On to the flawed stories: Both Diana Peterfreund's "The Care and Feeding of Your Baby Killer Unicorn" and Scott Westerfeld's "Inoculata" have great premises and strong execution. In the former, a girl discovers that she has special powers that allow her to communicate with unicorns--a helpful power as unicorns are killer beasts in this story. After causing the deaths of her cousins, she both tries to atone and makes the situation worse by saving a baby unicorn, which she proceeds to raise in her garage. In the latter story, four teens in a former government marijuana farm learn that they are inoculated against the zombie hordes waiting outside, and they hatch a plan to escape. The problem with both stories--great build-up, great description, but with conclusions that leave the reader hanging. Just when both stories are getting good...they end abruptly with no payoff!

5 to 5!
The 'meh' stories. Overdone, with an extra heaping of angst: "Love Will Tear Us Apart" by Alaya Dawn Johnson, a gay love story between a human and a zombie. The pity-me/I-just-want-to-die narrator wears thin really quickly. This is the same problem with "The Third Virgin" by Kathleen Duey, about a suicidal unicorn. I'm sure there might be a way to write about suicidal unicorns and zombies, but these are exactly what you'd expect: two downers that are just not as interesting as the other stories in the collection.

Still a tie!
The deciding factor--the bottom of the heap: Margo Lanagan's overwritten "A Thousand Flowers," and Cassandra Clare's underwritten, overly emotional "Cold Hands." In the first tale, a princess almost bears a unicorn child, and...well, nothing really happens. The multiple narrators, interesting setup, and attempt at description, make it more interesting, however, than the second story. In Clare's tale, after an evil ruler kills a boy fated for power, the boy's girlfriend helps his zombie self escape a coffin prison and rise to power anyway. I suppose it could be an interesting allegory, but the Twilight-esque prose sinks the tale. The protagonists suffer from blandness, and plot is oddly paced--it starts off much too quickly, and then lurches along. It's not terrible, though, and thankfully, too, it's one of the shortest in the collection (there was plenty of room for good descriptive writing and maybe that allegory!).

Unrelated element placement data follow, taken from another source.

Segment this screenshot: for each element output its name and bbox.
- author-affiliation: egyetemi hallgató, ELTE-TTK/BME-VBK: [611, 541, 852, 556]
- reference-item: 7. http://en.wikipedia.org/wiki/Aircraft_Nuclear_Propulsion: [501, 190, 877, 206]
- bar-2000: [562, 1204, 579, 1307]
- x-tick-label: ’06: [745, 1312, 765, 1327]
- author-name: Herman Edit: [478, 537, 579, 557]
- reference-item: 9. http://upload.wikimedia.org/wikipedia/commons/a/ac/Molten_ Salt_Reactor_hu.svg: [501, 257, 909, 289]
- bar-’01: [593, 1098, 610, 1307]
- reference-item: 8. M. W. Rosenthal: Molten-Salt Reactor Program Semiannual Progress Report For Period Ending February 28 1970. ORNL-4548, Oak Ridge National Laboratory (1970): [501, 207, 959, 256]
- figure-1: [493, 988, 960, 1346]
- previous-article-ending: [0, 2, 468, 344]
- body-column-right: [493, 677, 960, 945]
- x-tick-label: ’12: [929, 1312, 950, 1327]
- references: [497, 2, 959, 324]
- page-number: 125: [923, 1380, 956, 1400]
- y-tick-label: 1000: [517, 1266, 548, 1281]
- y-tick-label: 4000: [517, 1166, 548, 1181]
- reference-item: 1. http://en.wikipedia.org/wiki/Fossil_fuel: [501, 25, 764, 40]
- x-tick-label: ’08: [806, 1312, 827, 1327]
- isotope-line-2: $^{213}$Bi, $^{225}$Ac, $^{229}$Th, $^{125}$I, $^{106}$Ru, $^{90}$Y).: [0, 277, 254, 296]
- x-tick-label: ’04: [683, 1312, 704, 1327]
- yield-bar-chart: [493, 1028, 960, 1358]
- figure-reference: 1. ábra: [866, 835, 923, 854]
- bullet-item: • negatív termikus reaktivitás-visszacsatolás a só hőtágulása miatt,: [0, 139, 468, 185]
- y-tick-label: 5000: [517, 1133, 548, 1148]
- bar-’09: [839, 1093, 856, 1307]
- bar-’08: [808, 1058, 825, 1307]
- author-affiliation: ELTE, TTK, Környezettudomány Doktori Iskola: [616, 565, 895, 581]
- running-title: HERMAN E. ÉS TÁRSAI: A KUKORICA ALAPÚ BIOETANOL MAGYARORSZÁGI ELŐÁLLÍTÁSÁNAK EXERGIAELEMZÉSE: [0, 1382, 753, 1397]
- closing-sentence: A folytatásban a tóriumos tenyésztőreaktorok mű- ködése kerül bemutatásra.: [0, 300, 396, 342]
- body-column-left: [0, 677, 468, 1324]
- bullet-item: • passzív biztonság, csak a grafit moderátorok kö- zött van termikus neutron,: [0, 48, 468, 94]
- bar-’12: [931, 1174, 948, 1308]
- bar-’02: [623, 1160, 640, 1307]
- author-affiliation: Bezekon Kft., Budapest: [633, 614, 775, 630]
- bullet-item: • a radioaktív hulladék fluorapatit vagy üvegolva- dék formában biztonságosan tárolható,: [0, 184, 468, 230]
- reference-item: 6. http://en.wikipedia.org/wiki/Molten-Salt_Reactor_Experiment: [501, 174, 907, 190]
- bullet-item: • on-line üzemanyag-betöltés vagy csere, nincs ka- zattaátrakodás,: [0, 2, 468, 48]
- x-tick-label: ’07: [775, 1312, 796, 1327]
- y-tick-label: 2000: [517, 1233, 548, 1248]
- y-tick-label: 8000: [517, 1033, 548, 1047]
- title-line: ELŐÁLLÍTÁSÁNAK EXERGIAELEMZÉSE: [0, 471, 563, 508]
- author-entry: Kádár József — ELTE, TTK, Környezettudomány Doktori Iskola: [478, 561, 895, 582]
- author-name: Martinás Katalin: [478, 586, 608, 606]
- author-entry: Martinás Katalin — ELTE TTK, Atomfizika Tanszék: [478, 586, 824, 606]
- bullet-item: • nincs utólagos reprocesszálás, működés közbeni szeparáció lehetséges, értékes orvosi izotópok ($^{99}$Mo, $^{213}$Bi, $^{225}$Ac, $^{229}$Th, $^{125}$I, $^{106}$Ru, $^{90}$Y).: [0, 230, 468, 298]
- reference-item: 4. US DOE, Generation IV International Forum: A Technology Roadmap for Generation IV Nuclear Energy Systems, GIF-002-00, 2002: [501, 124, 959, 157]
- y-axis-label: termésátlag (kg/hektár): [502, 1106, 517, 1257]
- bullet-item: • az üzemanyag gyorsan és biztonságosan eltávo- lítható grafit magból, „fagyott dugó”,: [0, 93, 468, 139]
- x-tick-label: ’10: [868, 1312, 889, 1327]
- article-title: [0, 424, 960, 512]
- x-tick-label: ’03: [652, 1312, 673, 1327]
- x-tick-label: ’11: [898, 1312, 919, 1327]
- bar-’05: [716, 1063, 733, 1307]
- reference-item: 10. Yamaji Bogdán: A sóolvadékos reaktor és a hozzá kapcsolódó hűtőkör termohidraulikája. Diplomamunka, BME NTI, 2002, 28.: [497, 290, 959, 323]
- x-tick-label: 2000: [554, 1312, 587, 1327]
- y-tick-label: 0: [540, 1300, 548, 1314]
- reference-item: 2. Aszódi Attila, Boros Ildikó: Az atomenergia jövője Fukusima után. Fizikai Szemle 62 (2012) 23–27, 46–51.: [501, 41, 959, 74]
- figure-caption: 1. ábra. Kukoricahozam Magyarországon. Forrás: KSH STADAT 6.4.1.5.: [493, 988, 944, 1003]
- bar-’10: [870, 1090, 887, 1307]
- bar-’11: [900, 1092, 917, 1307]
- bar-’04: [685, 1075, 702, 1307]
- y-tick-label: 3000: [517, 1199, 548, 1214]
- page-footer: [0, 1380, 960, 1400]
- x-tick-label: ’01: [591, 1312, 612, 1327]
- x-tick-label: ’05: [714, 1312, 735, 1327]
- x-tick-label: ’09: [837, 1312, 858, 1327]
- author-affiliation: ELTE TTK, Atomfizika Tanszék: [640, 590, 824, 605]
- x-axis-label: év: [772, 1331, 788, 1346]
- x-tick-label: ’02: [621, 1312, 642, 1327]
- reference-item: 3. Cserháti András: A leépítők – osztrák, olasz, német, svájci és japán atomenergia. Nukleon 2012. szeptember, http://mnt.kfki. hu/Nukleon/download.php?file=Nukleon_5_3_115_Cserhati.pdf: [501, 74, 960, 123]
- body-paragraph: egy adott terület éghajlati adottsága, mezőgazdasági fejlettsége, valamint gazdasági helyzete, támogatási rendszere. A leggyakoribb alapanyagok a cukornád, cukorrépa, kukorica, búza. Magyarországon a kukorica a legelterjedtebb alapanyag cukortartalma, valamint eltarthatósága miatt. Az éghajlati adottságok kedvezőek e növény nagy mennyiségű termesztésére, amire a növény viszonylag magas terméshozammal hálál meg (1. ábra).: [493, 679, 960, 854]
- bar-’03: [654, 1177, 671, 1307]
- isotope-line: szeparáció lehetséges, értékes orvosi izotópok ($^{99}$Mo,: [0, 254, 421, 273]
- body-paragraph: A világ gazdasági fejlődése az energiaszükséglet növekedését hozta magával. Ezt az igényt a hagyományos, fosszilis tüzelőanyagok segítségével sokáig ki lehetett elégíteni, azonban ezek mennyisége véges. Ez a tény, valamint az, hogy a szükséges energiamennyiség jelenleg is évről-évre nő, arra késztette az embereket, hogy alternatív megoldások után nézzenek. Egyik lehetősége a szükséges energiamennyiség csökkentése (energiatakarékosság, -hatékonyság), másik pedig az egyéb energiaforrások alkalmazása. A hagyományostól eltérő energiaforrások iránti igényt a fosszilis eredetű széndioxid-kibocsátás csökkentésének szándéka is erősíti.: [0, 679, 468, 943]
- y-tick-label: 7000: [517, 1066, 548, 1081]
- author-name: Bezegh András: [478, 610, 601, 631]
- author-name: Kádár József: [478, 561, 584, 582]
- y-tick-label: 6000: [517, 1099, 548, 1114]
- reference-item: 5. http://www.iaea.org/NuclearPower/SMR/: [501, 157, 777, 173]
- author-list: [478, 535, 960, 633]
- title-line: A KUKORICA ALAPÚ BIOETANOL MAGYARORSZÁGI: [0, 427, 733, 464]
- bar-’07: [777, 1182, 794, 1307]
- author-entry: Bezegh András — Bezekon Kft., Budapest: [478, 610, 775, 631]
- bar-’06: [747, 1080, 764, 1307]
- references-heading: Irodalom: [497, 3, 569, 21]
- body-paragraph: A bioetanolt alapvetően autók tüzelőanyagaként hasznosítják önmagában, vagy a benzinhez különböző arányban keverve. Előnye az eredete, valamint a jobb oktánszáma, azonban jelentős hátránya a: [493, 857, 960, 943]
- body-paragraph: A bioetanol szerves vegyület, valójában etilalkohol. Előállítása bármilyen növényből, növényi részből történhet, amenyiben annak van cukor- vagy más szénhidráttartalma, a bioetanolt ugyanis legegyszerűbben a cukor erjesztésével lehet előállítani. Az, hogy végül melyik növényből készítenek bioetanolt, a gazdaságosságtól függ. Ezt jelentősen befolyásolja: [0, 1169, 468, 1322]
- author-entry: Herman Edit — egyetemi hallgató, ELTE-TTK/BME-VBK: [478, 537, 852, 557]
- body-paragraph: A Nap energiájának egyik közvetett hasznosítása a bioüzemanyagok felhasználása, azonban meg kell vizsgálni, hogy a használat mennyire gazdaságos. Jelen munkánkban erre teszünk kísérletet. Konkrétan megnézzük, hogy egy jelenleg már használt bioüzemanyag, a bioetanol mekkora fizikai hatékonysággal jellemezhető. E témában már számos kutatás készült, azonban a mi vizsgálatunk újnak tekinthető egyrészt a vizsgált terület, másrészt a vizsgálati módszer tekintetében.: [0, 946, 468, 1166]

So, it's a tie! If there has to be a winner, however, I'm going with Team Unicorn, by an..um...horn. The angsy-y love stories in the zombie side weigh it down, making them as a collection a little heavier, and a little too close to current vampire fiction. I keep coming back to "Children of the Revolution" as perhaps the best story in the book (somebody goes for satire and does it well--and it's still scary!), but the variety of the unicorn stories, and the strength of Nix, Novik, and Cabot's stories tip the scales for me. Sorry, zombies!